Musset a débuté au théâtre par une chute éclatante. Après le tapage de ses premiers vers, l'Odéon lui demanda une pièce, «la plus neuve et la plus hardie possible». Il fit la bluette appelée _la Nuit vénitienne_, qui aurait passé inaperçue dans un temps de paix littéraire, et qui tomba sous les sifflets, le 1er décembre 1830. Cet échec eut les plus heureuses conséquences.

L'auteur piqué déclara qu'il n'écrirait plus pour la scène et tint parole. Il se trouva ainsi dégagé du souci de suivre la mode, qui donne aux pièces de théâtre un éclat factice et passager, et le leur fait payer par des rides précoces. Il n'eut plus à se préoccuper que des éléments supérieurs et immuables de l'art, les âmes et leurs passions, les lois de la vie et leurs fatalités. Négligeant les changeantes conventions théâtrales, dédaigneux des inconstantes formules, filles de l'heure et du caprice, il écrivit les pièces les moins périssables de ce siècle. Ayant renoncé à faire du théâtre pour son temps, Musset a fait du théâtre pour tous les temps.

Qu'on ne s'imagine pas que ses oeuvres dramatiques auraient été à peu près les mêmes, s'il avait eu l'espoir de les voir jouer. Il n'est pas douteux que s'il avait continué à écrire pour la scène, après sa rupture avec le Cénacle, son théâtre aurait accompli la même évolution que sa poésie, dans le même sens classique. Musset «déhugotisé» avait eu les yeux très ouverts sur les défauts du drame romantique. Tout en croyant à sa vitalité, il pensait qu'il y avait place à côté pour une forme d'art plus sévère: «Ne serait-ce pas une belle chose, écrivait-il en 1838, que d'essayer si, de nos jours, la vraie tragédie pourrait réussir?

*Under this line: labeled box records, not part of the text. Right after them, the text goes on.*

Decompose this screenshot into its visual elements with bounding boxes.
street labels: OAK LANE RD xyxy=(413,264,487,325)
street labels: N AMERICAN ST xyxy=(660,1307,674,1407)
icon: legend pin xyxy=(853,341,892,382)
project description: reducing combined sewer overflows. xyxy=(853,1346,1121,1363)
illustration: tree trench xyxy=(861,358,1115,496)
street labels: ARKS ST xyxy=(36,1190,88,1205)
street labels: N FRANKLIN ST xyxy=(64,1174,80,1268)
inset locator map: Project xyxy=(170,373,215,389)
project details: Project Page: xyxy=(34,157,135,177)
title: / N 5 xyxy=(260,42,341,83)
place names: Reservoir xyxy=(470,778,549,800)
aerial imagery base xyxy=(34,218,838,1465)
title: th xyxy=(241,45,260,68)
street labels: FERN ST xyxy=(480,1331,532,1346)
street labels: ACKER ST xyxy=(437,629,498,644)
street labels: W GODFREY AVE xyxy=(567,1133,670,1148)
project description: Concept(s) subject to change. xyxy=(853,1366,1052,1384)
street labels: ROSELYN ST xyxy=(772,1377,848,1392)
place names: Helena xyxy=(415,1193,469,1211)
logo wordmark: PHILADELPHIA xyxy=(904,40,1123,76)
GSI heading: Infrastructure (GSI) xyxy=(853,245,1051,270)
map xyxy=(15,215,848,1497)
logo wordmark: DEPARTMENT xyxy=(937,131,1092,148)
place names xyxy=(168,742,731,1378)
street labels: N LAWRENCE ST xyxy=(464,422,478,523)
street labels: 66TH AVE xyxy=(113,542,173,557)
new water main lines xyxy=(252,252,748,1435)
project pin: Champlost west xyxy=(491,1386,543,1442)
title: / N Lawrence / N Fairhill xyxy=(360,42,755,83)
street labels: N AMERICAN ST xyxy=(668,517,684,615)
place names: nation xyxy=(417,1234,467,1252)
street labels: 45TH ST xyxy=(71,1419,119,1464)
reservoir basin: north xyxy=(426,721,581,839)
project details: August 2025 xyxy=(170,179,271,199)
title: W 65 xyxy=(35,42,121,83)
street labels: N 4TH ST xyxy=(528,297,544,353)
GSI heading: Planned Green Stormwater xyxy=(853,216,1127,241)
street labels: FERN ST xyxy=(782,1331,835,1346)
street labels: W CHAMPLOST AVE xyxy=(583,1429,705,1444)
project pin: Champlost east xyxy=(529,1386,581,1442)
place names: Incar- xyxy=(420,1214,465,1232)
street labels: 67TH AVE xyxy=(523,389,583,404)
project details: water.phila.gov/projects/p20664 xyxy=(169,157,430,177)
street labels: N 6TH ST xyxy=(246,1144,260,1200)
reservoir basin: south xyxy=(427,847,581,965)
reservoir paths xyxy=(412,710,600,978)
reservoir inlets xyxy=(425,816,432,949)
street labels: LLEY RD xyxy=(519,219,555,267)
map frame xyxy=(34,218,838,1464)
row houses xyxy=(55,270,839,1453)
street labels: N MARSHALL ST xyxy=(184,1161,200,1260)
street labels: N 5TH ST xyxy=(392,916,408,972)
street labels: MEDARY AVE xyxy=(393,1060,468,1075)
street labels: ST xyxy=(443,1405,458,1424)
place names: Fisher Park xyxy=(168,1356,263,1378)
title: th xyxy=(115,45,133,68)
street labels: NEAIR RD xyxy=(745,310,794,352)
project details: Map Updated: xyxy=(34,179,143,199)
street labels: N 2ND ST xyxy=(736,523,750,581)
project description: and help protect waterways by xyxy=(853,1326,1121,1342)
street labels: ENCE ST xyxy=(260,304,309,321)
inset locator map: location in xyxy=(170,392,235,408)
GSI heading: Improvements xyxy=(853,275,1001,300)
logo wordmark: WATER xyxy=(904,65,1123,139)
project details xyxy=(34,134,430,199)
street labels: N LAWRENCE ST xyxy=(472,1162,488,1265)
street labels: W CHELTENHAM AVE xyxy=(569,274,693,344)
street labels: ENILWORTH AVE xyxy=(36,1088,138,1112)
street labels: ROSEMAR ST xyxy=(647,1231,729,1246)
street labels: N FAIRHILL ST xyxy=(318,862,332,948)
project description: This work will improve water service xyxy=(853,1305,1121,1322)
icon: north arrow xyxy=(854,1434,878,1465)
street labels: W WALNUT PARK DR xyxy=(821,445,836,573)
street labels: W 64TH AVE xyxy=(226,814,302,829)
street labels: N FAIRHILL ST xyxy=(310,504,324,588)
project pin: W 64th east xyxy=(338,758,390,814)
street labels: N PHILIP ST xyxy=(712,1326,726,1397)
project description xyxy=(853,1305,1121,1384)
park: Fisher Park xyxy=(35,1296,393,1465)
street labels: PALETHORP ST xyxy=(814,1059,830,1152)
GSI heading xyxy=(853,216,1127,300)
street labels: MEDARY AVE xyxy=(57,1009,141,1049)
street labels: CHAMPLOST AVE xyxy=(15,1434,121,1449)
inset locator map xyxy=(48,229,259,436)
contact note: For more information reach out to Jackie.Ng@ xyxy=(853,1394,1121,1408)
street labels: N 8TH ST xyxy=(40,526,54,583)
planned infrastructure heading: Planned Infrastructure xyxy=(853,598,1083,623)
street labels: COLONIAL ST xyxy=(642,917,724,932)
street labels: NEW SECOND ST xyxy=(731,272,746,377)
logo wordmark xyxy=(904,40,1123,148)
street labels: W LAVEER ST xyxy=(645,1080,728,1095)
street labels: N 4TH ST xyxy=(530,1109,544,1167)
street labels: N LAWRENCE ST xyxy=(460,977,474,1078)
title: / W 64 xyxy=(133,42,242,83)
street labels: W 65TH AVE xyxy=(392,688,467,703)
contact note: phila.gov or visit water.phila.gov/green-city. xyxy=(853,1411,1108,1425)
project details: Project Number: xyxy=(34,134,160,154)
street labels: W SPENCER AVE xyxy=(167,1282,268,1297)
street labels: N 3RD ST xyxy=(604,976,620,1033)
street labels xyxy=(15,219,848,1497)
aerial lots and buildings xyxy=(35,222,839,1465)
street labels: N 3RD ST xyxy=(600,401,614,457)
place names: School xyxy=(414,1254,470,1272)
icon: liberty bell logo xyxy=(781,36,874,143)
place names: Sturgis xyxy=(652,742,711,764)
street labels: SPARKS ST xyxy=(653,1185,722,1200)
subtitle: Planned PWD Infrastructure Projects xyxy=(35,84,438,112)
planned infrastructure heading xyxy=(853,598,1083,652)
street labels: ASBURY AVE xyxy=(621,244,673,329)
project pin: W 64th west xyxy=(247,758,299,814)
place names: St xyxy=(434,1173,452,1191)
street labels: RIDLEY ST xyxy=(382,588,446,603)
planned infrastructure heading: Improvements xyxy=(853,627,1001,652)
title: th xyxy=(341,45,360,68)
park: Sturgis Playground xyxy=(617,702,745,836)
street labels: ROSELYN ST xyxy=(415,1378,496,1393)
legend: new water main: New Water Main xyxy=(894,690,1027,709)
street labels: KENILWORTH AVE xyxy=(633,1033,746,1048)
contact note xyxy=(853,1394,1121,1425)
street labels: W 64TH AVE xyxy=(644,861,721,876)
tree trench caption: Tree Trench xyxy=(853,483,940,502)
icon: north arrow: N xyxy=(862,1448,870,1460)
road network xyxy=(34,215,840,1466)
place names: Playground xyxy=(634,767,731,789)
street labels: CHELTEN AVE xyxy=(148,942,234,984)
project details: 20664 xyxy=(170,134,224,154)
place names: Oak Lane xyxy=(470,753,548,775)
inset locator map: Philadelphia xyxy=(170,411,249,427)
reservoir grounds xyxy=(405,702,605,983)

J'appelle vraie tragédie, non celle de Racine, mais celle de Sophocle, dans toute sa simplicité, avec la stricte observation des règles.»

«... Ne serait-ce pas une entreprise hardie, mais louable, que de purger la scène de ces vains discours, de ces madrigaux philosophiques, de ces lamentations amoureuses, de ces étalages de fadaises qui encombrent nos planches?...

«Ne serait-ce pas une grande nouveauté que de réveiller la muse grecque, d'oser la présenter aux Français dans sa féroce grandeur, dans son atrocité sublime?...

«Ne serait-il pas curieux de voir aux prises avec le drame moderne, qui se croit souvent terrible quand il n'est que ridicule, cette muse farouche, inexorable, telle qu'elle était aux beaux jours d'Athènes, quand les vases d'airain tremblaient à sa voix?»